Il veleno de “La buona scuola”
Fabrizio Rondolino invita la Polizia a riempire di botte gli insegnanti, rei di bloccare il traffico per protestare contro “La buona scuola”.
Sorvolo sulla evidente inciviltà della proposta, dalla quale lo stesso prende poi, opportunisticamente, le distanze, usando il vecchio e comodo artificio di definirla “una provocazione”.

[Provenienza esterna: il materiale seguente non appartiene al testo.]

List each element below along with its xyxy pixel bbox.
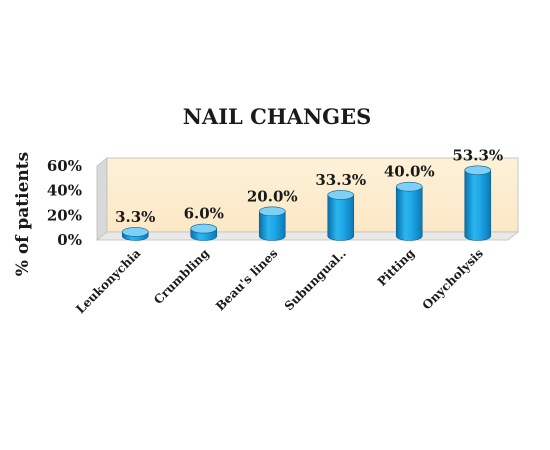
bar-top [464, 165, 492, 176]
bar [464, 165, 492, 241]
bar [327, 190, 355, 241]
bar-top [395, 181, 423, 192]
data-label: 53.3% [452, 146, 503, 164]
x-tick-label: Subungual.. [282, 246, 349, 313]
data-label: 40.0% [384, 163, 435, 181]
x-tick-label: Onycholysis [420, 246, 486, 312]
x-tick-label: Beau's lines [213, 246, 280, 313]
plot-background [95, 157, 520, 241]
data-label: 3.3% [115, 208, 155, 226]
plot-floor [95, 231, 520, 241]
plot-side-wall [96, 157, 108, 241]
plot-back-wall [106, 157, 519, 233]
y-tick-label: 0% [57, 231, 82, 249]
data-label: 20.0% [247, 187, 298, 205]
bar-top [258, 206, 286, 217]
bar-body [327, 194, 355, 241]
x-tick-label: Crumbling [151, 246, 212, 307]
y-axis-label: % of patients [13, 152, 33, 276]
bars [121, 165, 492, 241]
bar-top [121, 227, 149, 237]
bar [258, 206, 286, 241]
bar [190, 223, 218, 241]
bar [395, 181, 423, 241]
chart-title: NAIL CHANGES [183, 104, 372, 129]
y-tick-label: 40% [47, 182, 82, 200]
bar-body [395, 186, 423, 241]
data-label: 33.3% [315, 171, 366, 189]
x-tick-label: Leukonychia [73, 246, 143, 316]
bar-body [258, 211, 286, 241]
x-axis-ticks: Leukonychia Crumbling Beau's lines Subungua… [73, 246, 486, 317]
data-label: 6.0% [184, 205, 224, 223]
bar-top [190, 223, 218, 234]
x-tick-label: Pitting [375, 246, 418, 289]
y-tick-label: 20% [47, 206, 82, 224]
bar [121, 227, 149, 241]
bar-top [327, 190, 355, 200]
bar-body [464, 169, 492, 241]
y-axis-ticks: 0% 20% 40% 60% [47, 157, 82, 249]
y-tick-label: 60% [47, 157, 82, 175]
data-labels: 3.3% 6.0% 20.0% 33.3% 40.0% 53.3% [115, 146, 503, 226]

Sorvolo, perché poi, usa uno di quegli argomenti che ti fanno dire “le botte erano meglio”. Si unisce infatti a quel linciaggio morale che ha accompagnato l’approvazione della cosiddetta riforma, definendo gl’insegnanti “nullafacenti ipergarantiti che lavorano poco e male”. Come rimedio, naturalmente, i controlli e gli incentivi che la riforma promette.

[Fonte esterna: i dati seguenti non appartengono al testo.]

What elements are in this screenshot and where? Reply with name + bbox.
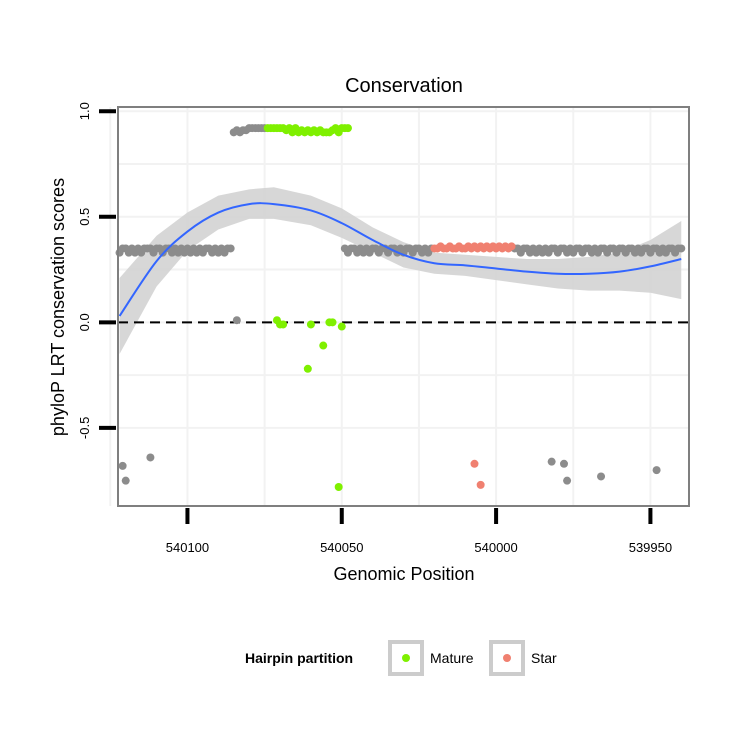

È questo il vero veleno della riforma: il discredito gettato sugli insegnanti, l’unica categoria di lavoratori dipendenti che alla domanda “qual è il tuo orario di lavoro?” risponde “non lo so” perché abituata a fare i conti con il lavoro che la professione richiede e non con il cartellino da timbrare. E se la scuola italiana funziona ancora lo si deve al fatto che molti insegnanti si impegnano senza aspettarsi incentivi, ma solo per la passione che hanno per il proprio lavoro.

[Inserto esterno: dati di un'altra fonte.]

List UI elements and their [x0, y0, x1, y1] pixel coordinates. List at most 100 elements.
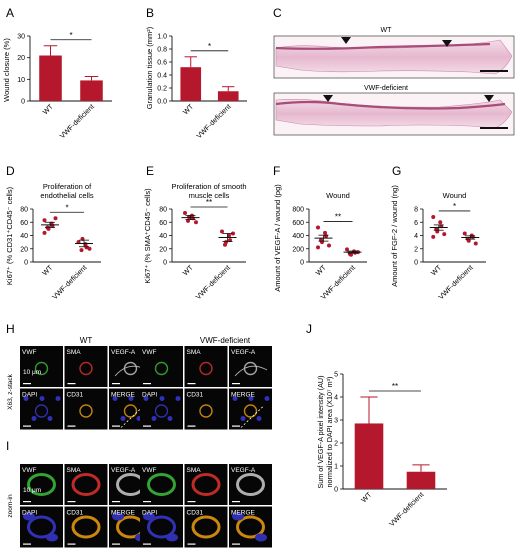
micro-h-tile-1-dapi	[140, 388, 183, 430]
chart-e-point-1-0	[220, 229, 224, 234]
chart-f-ytick-label-3: 600	[292, 220, 304, 227]
chart-f-point-0-1	[323, 230, 327, 235]
panel-letter-b: B	[146, 6, 154, 20]
chart-f-point-0-2	[324, 234, 328, 239]
micro-h-tile-0-merge-scalebar	[112, 425, 120, 427]
micro-h-tile-0-cd31-label: CD31	[67, 392, 84, 399]
chart-j-ytick-label-1: 1	[334, 464, 338, 471]
micro-h-tile-1-merge-label: MERGE	[231, 392, 256, 399]
micro-i-tile-0-vwf-label: VWF	[22, 467, 36, 474]
micro-h-tile-1-merge-nucleus-3	[256, 416, 262, 421]
micro-h-tile-1-cd31-scalebar	[187, 425, 196, 427]
micro-h-tile-1-vwf-scalebar	[143, 383, 151, 385]
micro-h-tile-0-sma	[64, 346, 108, 387]
micro-i-tile-0-merge-label: MERGE	[111, 510, 136, 517]
histology-vwf-label: VWF-deficient	[364, 85, 408, 92]
chart-f-xlabel-0: WT	[314, 263, 329, 278]
chart-b-sig-label: *	[208, 42, 211, 51]
micro-h-tile-1-vwf-signal	[154, 361, 169, 376]
panel-letter-c: C	[273, 6, 282, 20]
micro-h-tile-1-merge-zoom-guide	[240, 406, 264, 428]
micro-h-scale-label: 10 μm	[23, 369, 41, 376]
chart-b-ylabel: Granulation tissue (mm²)	[145, 26, 154, 109]
chart-d-ytick-label-1: 20	[20, 246, 28, 253]
chart-j-ytick-label-2: 2	[334, 441, 338, 448]
micro-i-tile-1-cd31-scalebar	[187, 543, 196, 545]
chart-a-wound-closure: 0 10 20 30 Wound closure (%) WT VWF-deficient *	[2, 31, 112, 140]
chart-g-ytick-label-1: 2	[414, 246, 418, 253]
micro-i-tile-1-dapi-nucleus-b	[166, 533, 178, 542]
histology-vwf-arrow-left	[323, 95, 333, 102]
chart-d-title-line-0: Proliferation of	[43, 182, 92, 191]
chart-a-bar-0	[39, 55, 62, 101]
micro-i-tile-1-dapi-nucleus-a	[143, 512, 155, 521]
micro-h-tile-1-dapi-nucleus-3	[167, 416, 173, 421]
panel-letter-h: H	[6, 322, 15, 336]
chart-b-ytick-label-3: 0.6	[157, 60, 167, 67]
chart-j-ytick-label-3: 3	[334, 418, 338, 425]
micro-i-scale-label: 10 μm	[23, 487, 41, 494]
microscopy-panel-i: zoom-in VWF SMA VEGF-A DAPI CD31 MERGE VWF SMA V…	[7, 464, 272, 548]
chart-b-xlabel-1: VWF-deficient	[194, 102, 232, 140]
micro-h-tile-0-dapi-nucleus-2	[39, 396, 45, 401]
chart-b-xlabel-0: WT	[181, 102, 196, 117]
micro-h-side-label: X63, z-stack	[7, 373, 14, 410]
chart-e-ytick-label-0: 0	[163, 260, 167, 267]
chart-g-ylabel: Amount of FGF-2 / wound (ng)	[390, 185, 399, 287]
micro-h-tile-0-vwf-label: VWF	[22, 349, 36, 356]
micro-i-side-label: zoom-in	[7, 494, 14, 518]
chart-a-ytick-label-0: 0	[21, 99, 25, 106]
micro-h-tile-1-sma-scalebar	[187, 383, 196, 385]
micro-h-tile-0-merge-zoom-guide	[120, 406, 144, 428]
micro-h-tile-0-merge-nucleus-1	[120, 416, 126, 421]
histology-wt-arrow-right	[442, 40, 452, 47]
micro-i-tile-0-sma-label: SMA	[67, 467, 82, 474]
chart-g-point-1-5	[473, 241, 478, 246]
chart-g-point-1-2	[470, 234, 475, 239]
micro-i-tile-1-merge-label: MERGE	[231, 510, 256, 517]
micro-h-tile-1-merge-nucleus-0	[232, 396, 238, 401]
micro-h-tile-1-dapi-signal	[154, 404, 169, 418]
microscopy-panel-h: WT VWF-deficient X63, z-stack VWF SMA VEGF…	[7, 336, 272, 430]
chart-b-bar-1	[217, 91, 239, 101]
panel-letter-i: I	[6, 439, 9, 453]
chart-d-point-0-0	[42, 218, 47, 223]
chart-f-point-0-6	[316, 245, 320, 250]
micro-i-tile-1-vwf-label: VWF	[142, 467, 156, 474]
micro-h-tile-0-merge-nucleus-0	[112, 396, 118, 401]
micro-h-tile-0-dapi-nucleus-4	[55, 396, 61, 401]
micro-h-tile-0-cd31-signal	[79, 404, 93, 418]
micro-i-tile-1-sma-signal	[191, 473, 221, 496]
chart-a-ytick-label-1: 10	[17, 77, 25, 84]
chart-j-bar-1	[406, 471, 436, 489]
chart-j-ylabel-line-0: Sum of VEGF-A pixel intensity (AU)	[316, 375, 325, 488]
micro-h-tile-0-vegf-a-scalebar	[112, 383, 120, 385]
chart-b-ytick-label-4: 0.8	[157, 47, 167, 54]
chart-e-ytick-label-1: 20	[159, 246, 167, 253]
micro-h-tile-1-cd31	[184, 388, 228, 430]
micro-h-tile-0-dapi-nucleus-1	[31, 416, 37, 421]
chart-e-point-0-0	[183, 210, 187, 215]
chart-g-xlabel-0: WT	[429, 263, 444, 278]
chart-e-title-line-1: muscle cells	[189, 191, 230, 200]
chart-d-ytick-label-4: 80	[20, 207, 28, 214]
micro-i-tile-0-vwf-signal	[27, 473, 56, 496]
micro-h-tile-1-merge-nucleus-2	[248, 396, 254, 401]
chart-j-ytick-label-4: 4	[334, 395, 338, 402]
histology-vwf-band	[275, 100, 506, 110]
micro-h-tile-0-merge-label: MERGE	[111, 392, 136, 399]
micro-h-tile-1-dapi-nucleus-2	[159, 396, 165, 401]
chart-g-ytick-label-3: 6	[414, 220, 418, 227]
histology-wt-band	[275, 42, 491, 50]
micro-i-tile-0-sma-scalebar	[67, 501, 76, 503]
panel-letter-e: E	[146, 164, 154, 178]
chart-a-ytick-label-3: 30	[17, 34, 25, 41]
chart-b-ytick-label-0: 0.0	[157, 99, 167, 106]
micro-h-tile-1-vegf-a-texture	[234, 365, 268, 377]
chart-f-ytick-label-0: 0	[300, 260, 304, 267]
micro-h-tile-1-merge-signal	[243, 404, 258, 418]
micro-i-tile-0-merge-nucleus-a	[112, 512, 124, 521]
chart-d-point-1-5	[87, 246, 92, 251]
micro-h-tile-1-dapi-label: DAPI	[142, 392, 157, 399]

Ma questo non è contemplato dall’ideologia del profitto: non è concepibile che si lavori per fare un buon lavoro, l’unico modo ammesso di lavorare è per il salario.
Il tanto decantato “riconoscimento del merito” vuole fare proprio questo: vantarsi di aver migliorato la Scuola introducendo un meccanismo di profitto di cui gli insegnanti hanno fatto finora a meno, lavorando nell’unico modo veramente educante: con spirito di gratuità. E affermando che si lavora solo per il profitto.